The whole vaccine discussion is causing huge issues in my workplace. Most people who are vaccinated are happy to talk about it and are vocally saying everyone else should get vaccinated as well. If you have a different view, as I do, it is not easy to openly voice that opinion. I thought workplaces were supposed to focus on inclusion and having diverse viewpoints, but that doesn’t seem to be the case when it comes to vaccines. Do you think that is right?

Yes, I do think that is right. I don’t think the idea of inclusive workplaces was ever intended to be applied to anti-vaxxers, especially when we are in the midst of a public health crisis.

I am the first person to believe in the importance of diverse viewpoints and the need to find a space for everyone to speak up regardless of their race, ethnicity, disability, age, gender, sexual orientation. But when it comes to viewpoints on a medical issue that can cost lives, they do not have a place at work.

We saw recently one federal MP speak against masks and this was roundly condemned, in his workplace, by his colleagues.
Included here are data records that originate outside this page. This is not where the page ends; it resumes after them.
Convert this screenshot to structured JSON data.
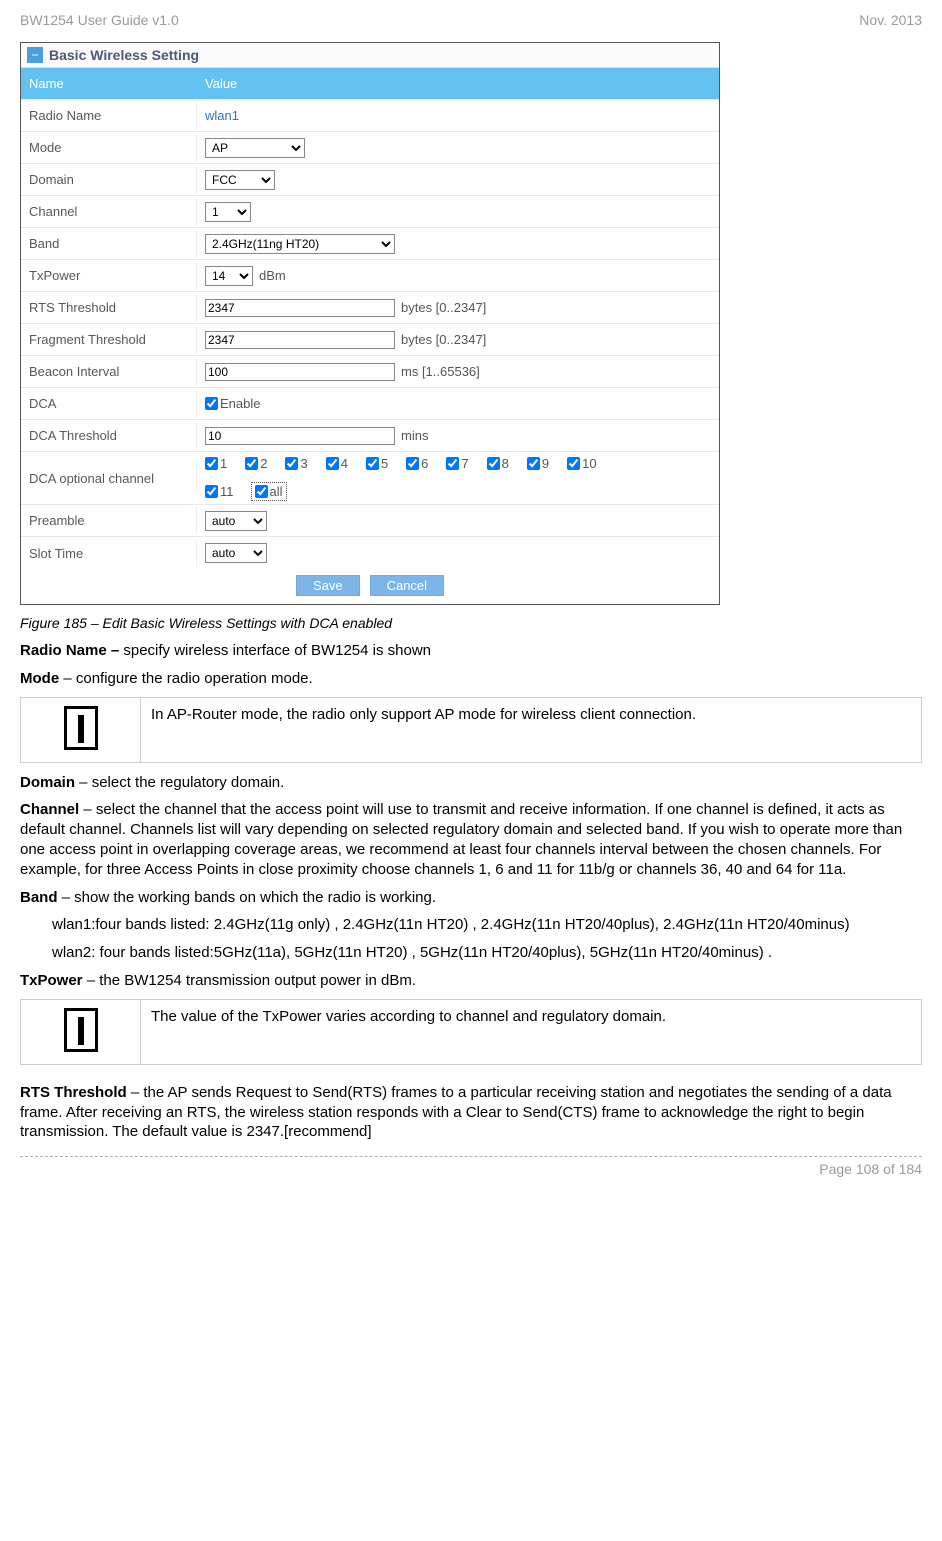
{
  "header": {
    "left": "BW1254 User Guide v1.0",
    "right": "Nov.  2013"
  },
  "panel": {
    "title": "Basic Wireless Setting",
    "cols": {
      "name": "Name",
      "value": "Value"
    },
    "rows": {
      "radio_name": {
        "label": "Radio Name",
        "value": "wlan1"
      },
      "mode": {
        "label": "Mode",
        "value": "AP"
      },
      "domain": {
        "label": "Domain",
        "value": "FCC"
      },
      "channel": {
        "label": "Channel",
        "value": "1"
      },
      "band": {
        "label": "Band",
        "value": "2.4GHz(11ng HT20)"
      },
      "txpower": {
        "label": "TxPower",
        "value": "14",
        "unit": "dBm"
      },
      "rts": {
        "label": "RTS Threshold",
        "value": "2347",
        "hint": "bytes [0..2347]"
      },
      "frag": {
        "label": "Fragment Threshold",
        "value": "2347",
        "hint": "bytes [0..2347]"
      },
      "beacon": {
        "label": "Beacon Interval",
        "value": "100",
        "hint": "ms [1..65536]"
      },
      "dca": {
        "label": "DCA",
        "enable": "Enable"
      },
      "dca_thr": {
        "label": "DCA Threshold",
        "value": "10",
        "hint": "mins"
      },
      "dca_ch": {
        "label": "DCA optional channel",
        "all_label": "all",
        "opts": [
          "1",
          "2",
          "3",
          "4",
          "5",
          "6",
          "7",
          "8",
          "9",
          "10",
          "11"
        ]
      },
      "preamble": {
        "label": "Preamble",
        "value": "auto"
      },
      "slot": {
        "label": "Slot Time",
        "value": "auto"
      }
    },
    "save": "Save",
    "cancel": "Cancel"
  },
  "caption": "Figure 185 – Edit Basic Wireless Settings with DCA enabled",
  "body": {
    "radio_name": {
      "t": "Radio Name – ",
      "d": "specify wireless interface of BW1254 is shown"
    },
    "mode": {
      "t": "Mode",
      "d": " – configure the radio operation mode."
    },
    "info1": "In AP-Router mode, the radio only support AP mode for wireless client connection.",
    "domain": {
      "t": "Domain",
      "d": " – select the regulatory domain."
    },
    "channel": {
      "t": "Channel",
      "d": " – select the channel that the access point will use to transmit and receive information. If one channel is defined, it acts as default channel. Channels list will vary depending on selected regulatory domain and selected band. If you wish to operate more than one access point in overlapping coverage areas, we recommend at least four channels interval between the chosen channels. For example, for three Access Points in close proximity choose channels 1, 6 and 11 for 11b/g or channels 36, 40 and 64 for 11a."
    },
    "band": {
      "t": "Band",
      "d": " – show the working bands on which the radio is working."
    },
    "band_w1": "wlan1:four bands listed: 2.4GHz(11g only) , 2.4GHz(11n HT20) , 2.4GHz(11n HT20/40plus), 2.4GHz(11n HT20/40minus)",
    "band_w2": "wlan2: four bands listed:5GHz(11a), 5GHz(11n HT20) , 5GHz(11n HT20/40plus), 5GHz(11n HT20/40minus) .",
    "txpower": {
      "t": "TxPower ",
      "d": " – the BW1254 transmission output power in dBm."
    },
    "info2": "The value of the TxPower varies according to channel and regulatory domain.",
    "rts": {
      "t": "RTS Threshold",
      "d": " – the AP sends Request to Send(RTS) frames to a particular receiving station and negotiates the sending of a data frame. After receiving an RTS, the wireless station responds with a Clear to Send(CTS) frame to acknowledge the right to begin transmission. The default value is 2347.[recommend]"
    }
  },
  "footer": "Page 108 of 184"
}
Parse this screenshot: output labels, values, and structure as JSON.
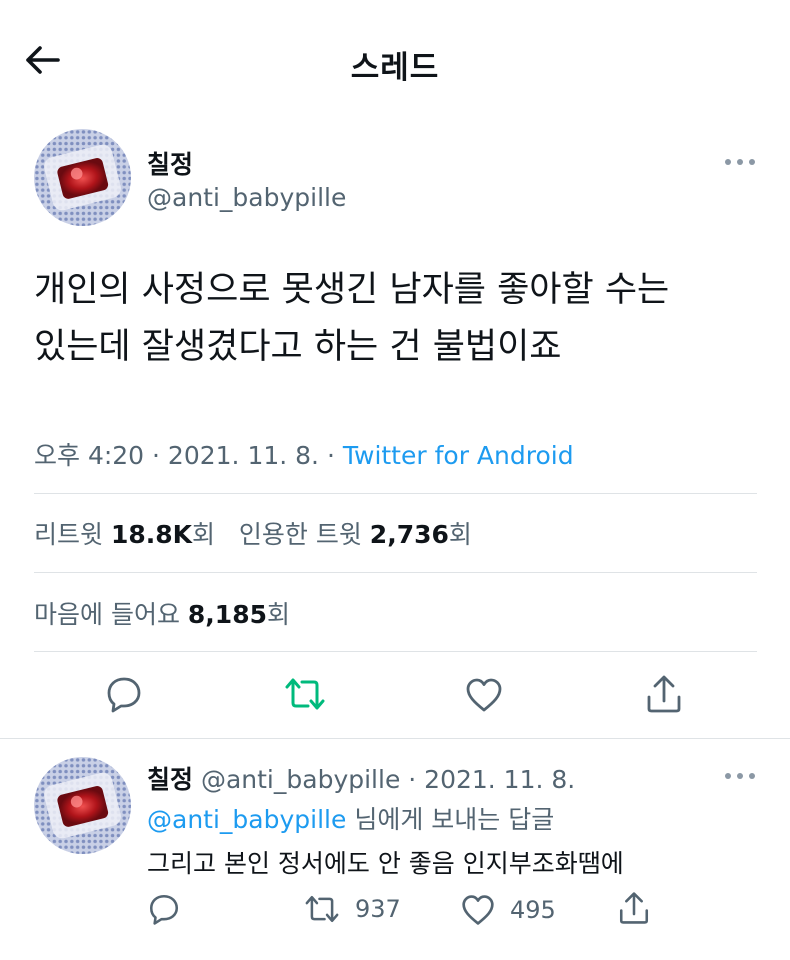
{
  "header": {
    "title": "스레드",
    "back_icon": "arrow-left-icon"
  },
  "tweet": {
    "author_name": "칠정",
    "author_handle": "@anti_babypille",
    "text_line1": "개인의 사정으로 못생긴 남자를 좋아할 수는",
    "text_line2": "있는데 잘생겼다고 하는 건 불법이죠",
    "time": "오후 4:20 · 2021. 11. 8. ·",
    "source": "Twitter for Android",
    "retweets_label": "리트윗",
    "retweets_count": "18.8K",
    "retweets_suffix": "회",
    "quotes_label": "인용한 트윗",
    "quotes_count": "2,736",
    "quotes_suffix": "회",
    "likes_label": "마음에 들어요",
    "likes_count": "8,185",
    "likes_suffix": "회"
  },
  "reply": {
    "author_name": "칠정",
    "handle_date": "@anti_babypille · 2021. 11. 8.",
    "replying_mention": "@anti_babypille",
    "replying_suffix": "님에게 보내는 답글",
    "text": "그리고 본인 정서에도 안 좋음 인지부조화땜에",
    "retweet_count": "937",
    "like_count": "495"
  },
  "colors": {
    "text": "#0f1419",
    "muted": "#536471",
    "link": "#1d9bf0",
    "retweet_green": "#00ba7c",
    "divider": "#dfe3e6"
  }
}
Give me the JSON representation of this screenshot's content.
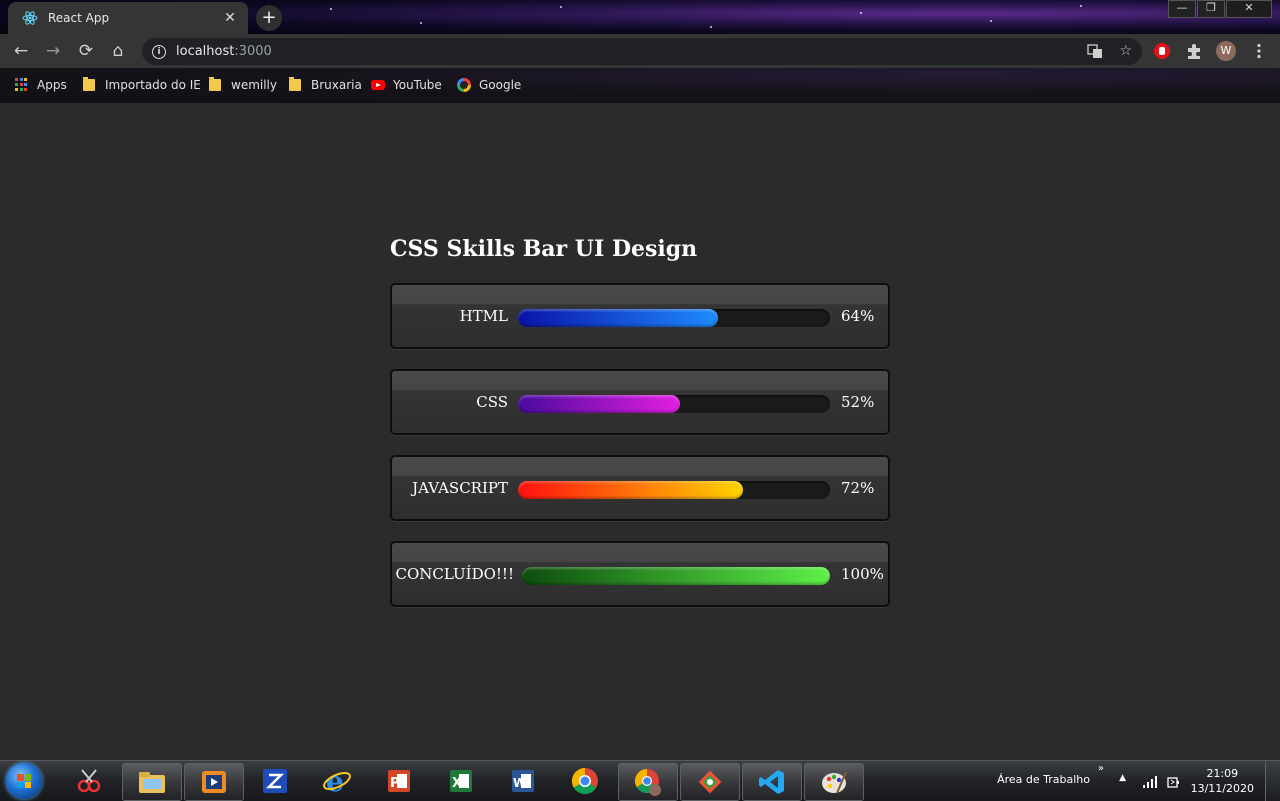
{
  "browser": {
    "tab_title": "React App",
    "tab_close": "✕",
    "new_tab": "+",
    "window_controls": {
      "minimize": "—",
      "restore": "❐",
      "close": "✕"
    },
    "nav": {
      "back": "←",
      "forward": "→",
      "reload": "⟳",
      "home": "⌂"
    },
    "url_host": "localhost",
    "url_port": ":3000",
    "profile_initial": "W",
    "bookmarks": [
      {
        "label": "Apps",
        "icon": "apps-grid-icon"
      },
      {
        "label": "Importado do IE",
        "icon": "folder-icon"
      },
      {
        "label": "wemilly",
        "icon": "folder-icon"
      },
      {
        "label": "Bruxaria",
        "icon": "folder-icon"
      },
      {
        "label": "YouTube",
        "icon": "youtube-icon"
      },
      {
        "label": "Google",
        "icon": "google-icon"
      }
    ]
  },
  "page": {
    "heading": "CSS Skills Bar UI Design",
    "skills": [
      {
        "label": "HTML",
        "percent": 64,
        "percent_text": "64%",
        "colors": [
          "#0a12a8",
          "#1e8bff"
        ]
      },
      {
        "label": "CSS",
        "percent": 52,
        "percent_text": "52%",
        "colors": [
          "#4a0a9e",
          "#e31ee3"
        ]
      },
      {
        "label": "JAVASCRIPT",
        "percent": 72,
        "percent_text": "72%",
        "colors": [
          "#ff1010",
          "#ffd400"
        ]
      },
      {
        "label": "CONCLUÍDO!!!",
        "percent": 100,
        "percent_text": "100%",
        "colors": [
          "#0d4d0d",
          "#5ef04a"
        ]
      }
    ]
  },
  "taskbar": {
    "apps": [
      "snipping-tool-icon",
      "file-explorer-icon",
      "media-player-icon",
      "scanner-icon",
      "internet-explorer-icon",
      "powerpoint-icon",
      "excel-icon",
      "word-icon",
      "chrome-icon",
      "chrome-profile-icon",
      "git-icon",
      "vscode-icon",
      "paint-icon"
    ],
    "desktop_label": "Área de Trabalho",
    "chevron": "»",
    "tray_up": "▲",
    "time": "21:09",
    "date": "13/11/2020"
  }
}
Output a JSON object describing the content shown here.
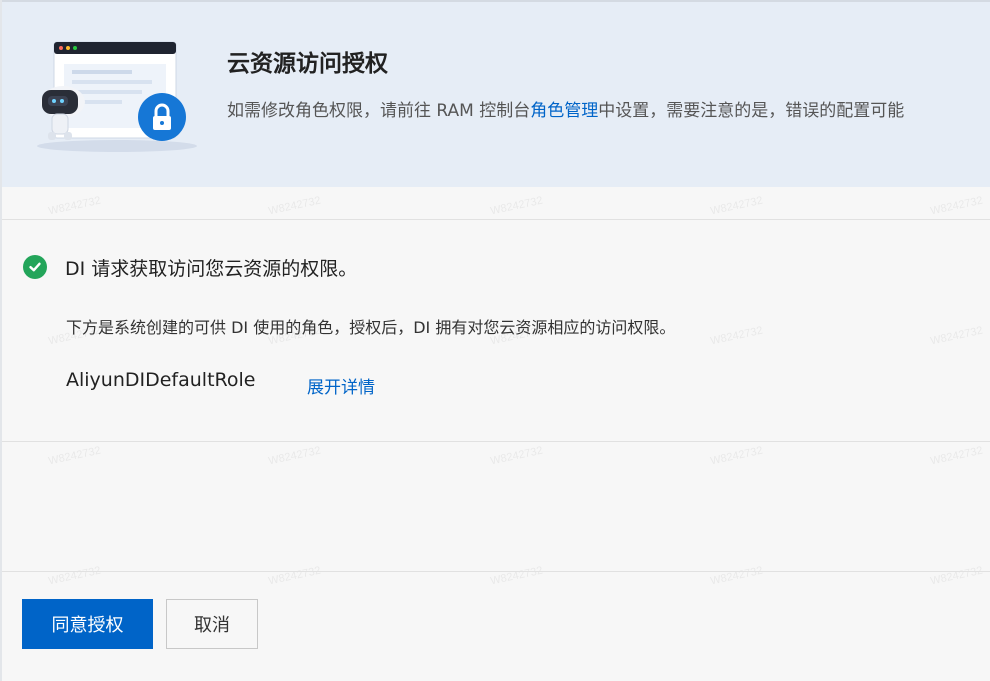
{
  "banner": {
    "title": "云资源访问授权",
    "desc_prefix": "如需修改角色权限，请前往 RAM 控制台",
    "desc_link": "角色管理",
    "desc_suffix": "中设置，需要注意的是，错误的配置可能"
  },
  "status": {
    "icon": "check-circle-icon",
    "text": "DI 请求获取访问您云资源的权限。"
  },
  "description": "下方是系统创建的可供 DI 使用的角色，授权后，DI 拥有对您云资源相应的访问权限。",
  "role": {
    "name": "AliyunDIDefaultRole",
    "expand_label": "展开详情"
  },
  "actions": {
    "agree_label": "同意授权",
    "cancel_label": "取消"
  },
  "watermark": "W8242732",
  "colors": {
    "primary": "#0064c8",
    "success": "#23a55a",
    "banner_bg": "#e6edf6"
  }
}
I believe we need to see more of that when it comes to dangerous theories being espoused.

I retired from full-time work in 2019 and started my own consultancy, which I loved. Before long, I was invited to become a consultant to a large firm. It began well but their focus soon moved from asking me to do advisory work to business development. I’m really uncomfortable with what’s expected of me now. and I don’t know if that’s because of the work I am being asked to do or because of the size of the firm. Any advice?

It sounds like you were on a path you were really enjoying where you could work under your own terms and focus on the advisory work you loved most. The temptation to take on more secure work with a large firm is completely understandable but the cost of that, as you are discovering, is losing some of your independence.

I suspect you are experiencing both the issues you ask about – you are not only being asked to do work that you are not passionate about, but you are also finding yourself part of a larger machine where decisions are taken out of your hands. If you can, you might like to consider going back to consulting on your own where you can work in a way that you value and are passionate about. I have no doubt that the opportunities and financial returns will then follow.